The problem of human fertility continues to haunt many couples all around the world. In the United Kingdom, the majority of couples have resorted to modern technology to make pregnancy possible. DuoFertility and in vitro fertilization are among the procedures and services availed by infertile couples to increase conception chances. Moreover, infertile couples also took the recommendations of experts to reduce infertility although some of the suggestions need further study to prove efficacy. For example, infertile men stopped eating junk food that contained trans fat as they contained chemicals that decrease sperm quality and motility.

However, a new discovery may shed light on the problem of human infertility. According to author Diana Chu, whilst the sperm differs in appearance and movement across different species, there are key enzymes, although few in number, essential for the promotion of quality sperm and sperm motility.

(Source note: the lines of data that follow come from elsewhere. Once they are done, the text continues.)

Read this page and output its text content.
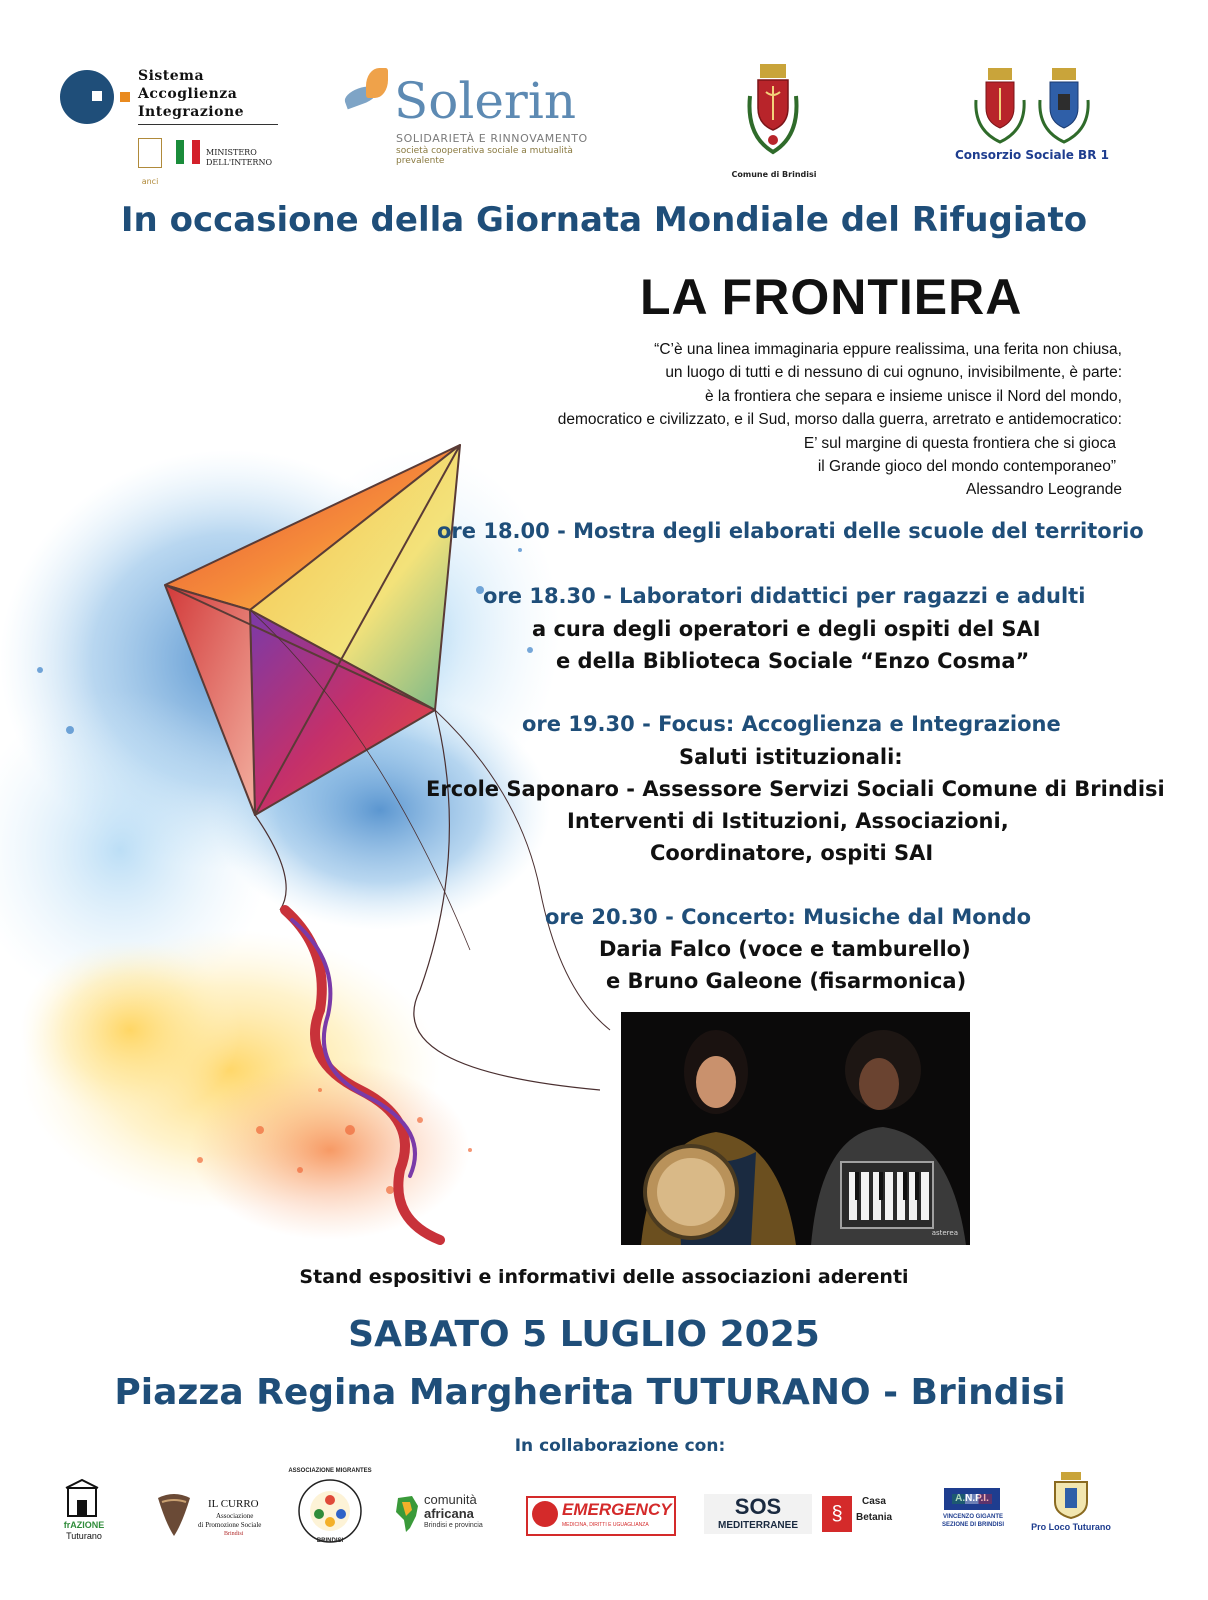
Sistema
Accoglienza
Integrazione
anci
MINISTERO
DELL'INTERNO
Solerin
SOLIDARIETÀ E RINNOVAMENTO
società cooperativa sociale a mutualità prevalente
Comune di Brindisi
Consorzio Sociale BR 1
In occasione della Giornata Mondiale del Rifugiato
LA FRONTIERA
“C’è una linea immaginaria eppure realissima, una ferita non chiusa,
un luogo di tutti e di nessuno di cui ognuno, invisibilmente, è parte:
è la frontiera che separa e insieme unisce il Nord del mondo,
democratico e civilizzato, e il Sud, morso dalla guerra, arretrato e antidemocratico:
E’ sul margine di questa frontiera che si gioca
il Grande gioco del mondo contemporaneo”
Alessandro Leogrande
ore 18.00 - Mostra degli elaborati delle scuole del territorio
ore 18.30 - Laboratori didattici per ragazzi e adulti
a cura degli operatori e degli ospiti del SAI
e della Biblioteca Sociale “Enzo Cosma”
ore 19.30 - Focus: Accoglienza e Integrazione
Saluti istituzionali:
Ercole Saponaro - Assessore Servizi Sociali Comune di Brindisi
Interventi di Istituzioni, Associazioni,
Coordinatore, ospiti SAI
ore 20.30 - Concerto: Musiche dal Mondo
Daria Falco (voce e tamburello)
e Bruno Galeone (fisarmonica)
asterea
Stand espositivi e informativi delle associazioni aderenti
SABATO 5 LUGLIO 2025
Piazza Regina Margherita TUTURANO - Brindisi
In collaborazione con:
frAZIONE
Tuturano
IL CURRO
Associazione
di Promozione Sociale
Brindisi
ASSOCIAZIONE MIGRANTES
BRINDISI
comunità
africana
Brindisi e provincia
EMERGENCY
MEDICINA, DIRITTI E UGUAGLIANZA
SOS
MEDITERRANEE
§
Casa
Betania
A.N.P.I.
VINCENZO GIGANTE
SEZIONE DI BRINDISI	Pro Loco Tuturano
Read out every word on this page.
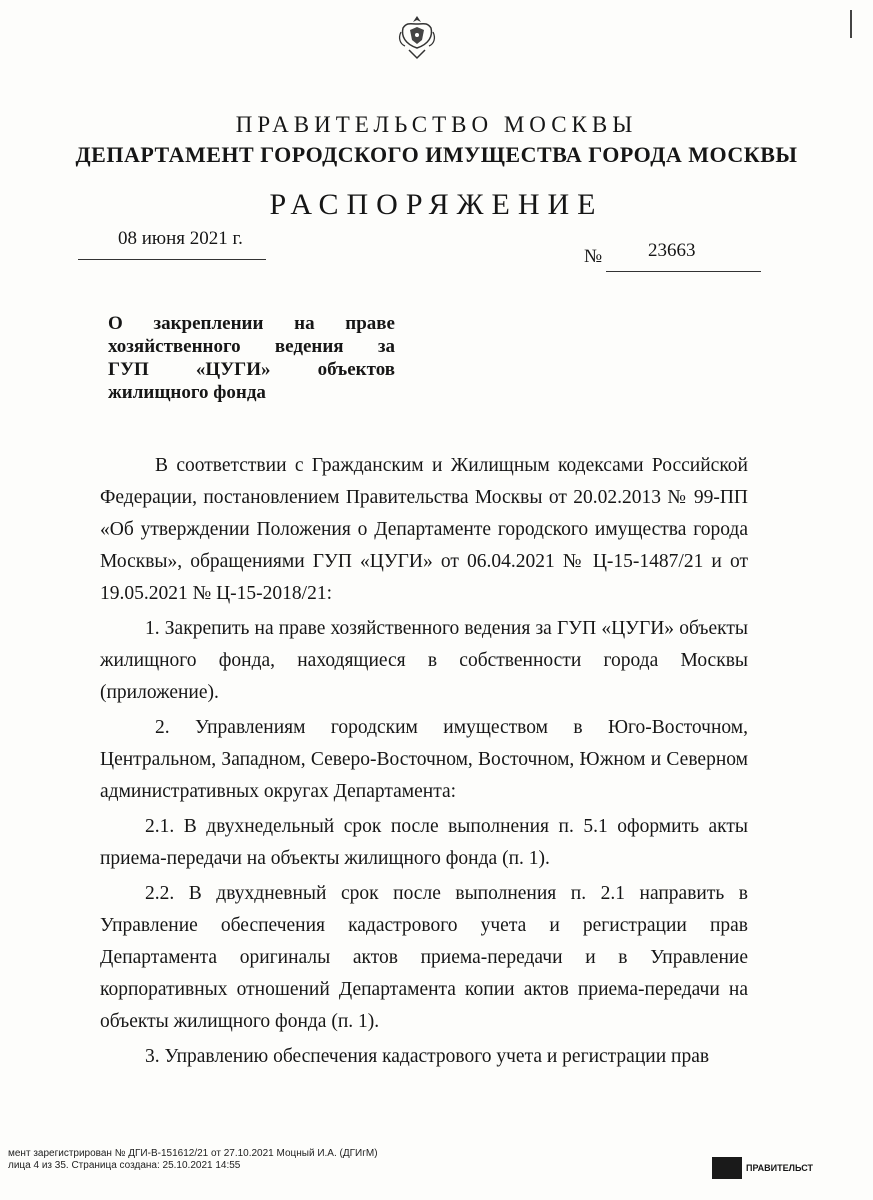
ПРАВИТЕЛЬСТВО МОСКВЫ
ДЕПАРТАМЕНТ ГОРОДСКОГО ИМУЩЕСТВА ГОРОДА МОСКВЫ
РАСПОРЯЖЕНИЕ
08 июня 2021 г.
№ 23663
О закреплении на праве
хозяйственного ведения за
ГУП «ЦУГИ» объектов
жилищного фонда

В соответствии с Гражданским и Жилищным кодексами Российской Федерации, постановлением Правительства Москвы от 20.02.2013 № 99-ПП «Об утверждении Положения о Департаменте городского имущества города Москвы», обращениями ГУП «ЦУГИ» от 06.04.2021 № Ц-15-1487/21 и от 19.05.2021 № Ц-15-2018/21:

1. Закрепить на праве хозяйственного ведения за ГУП «ЦУГИ» объекты жилищного фонда, находящиеся в собственности города Москвы (приложение).

2. Управлениям городским имуществом в Юго-Восточном, Центральном, Западном, Северо-Восточном, Восточном, Южном и Северном административных округах Департамента:

2.1. В двухнедельный срок после выполнения п. 5.1 оформить акты приема-передачи на объекты жилищного фонда (п. 1).

2.2. В двухдневный срок после выполнения п. 2.1 направить в Управление обеспечения кадастрового учета и регистрации прав Департамента оригиналы актов приема-передачи и в Управление корпоративных отношений Департамента копии актов приема-передачи на объекты жилищного фонда (п. 1).

3. Управлению обеспечения кадастрового учета и регистрации прав

мент зарегистрирован № ДГИ-В-151612/21 от 27.10.2021 Моцный И.А. (ДГИгМ)
лица 4 из 35. Страница создана: 25.10.2021 14:55	ПРАВИТЕЛЬСТ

Remember that the sperm cell undergoes a major change getting smaller and ready to move for the delivery of paternal DNA. In addition, the study examined mice and nematodes. Researchers published the study in the Genetics journal.

The study concluded that the enzymes necessary for fertility in males are PP1 phosphatases. PP1 phosphatases perform multiple functions.  This was observed through live movies taken while the enzyme was performing normal functions. The enzyme works to divide chromosomes as the cell divides. After which, the enzyme aids in the creation of the sperm’s pseudopods. Pseudopods refer to the arms on the sperm, the nematode's use for motility. Pseudopods push the sperm in a treadmill like motion. The function of the enzyme in this particular period is to assist in disassembling the cell’s skeleton to make it move faster.

In comparison, mammalian sperm, such as that present in men, do not have pseudopods. Moreover, the sperm motility also differs from that of a nematode. In place of pseudopods, the sperm of mammals, including the male sperm, has to depend on phosphatases for the development of good sperm quality and sperm motility.

Further studies are needed to explain additional causes of infertility in humans. In addition, aside from understanding the possible causes of infertility in humans, the enzyme can be used to boost the performance of sperm cells as this enzyme is essential for sperm function.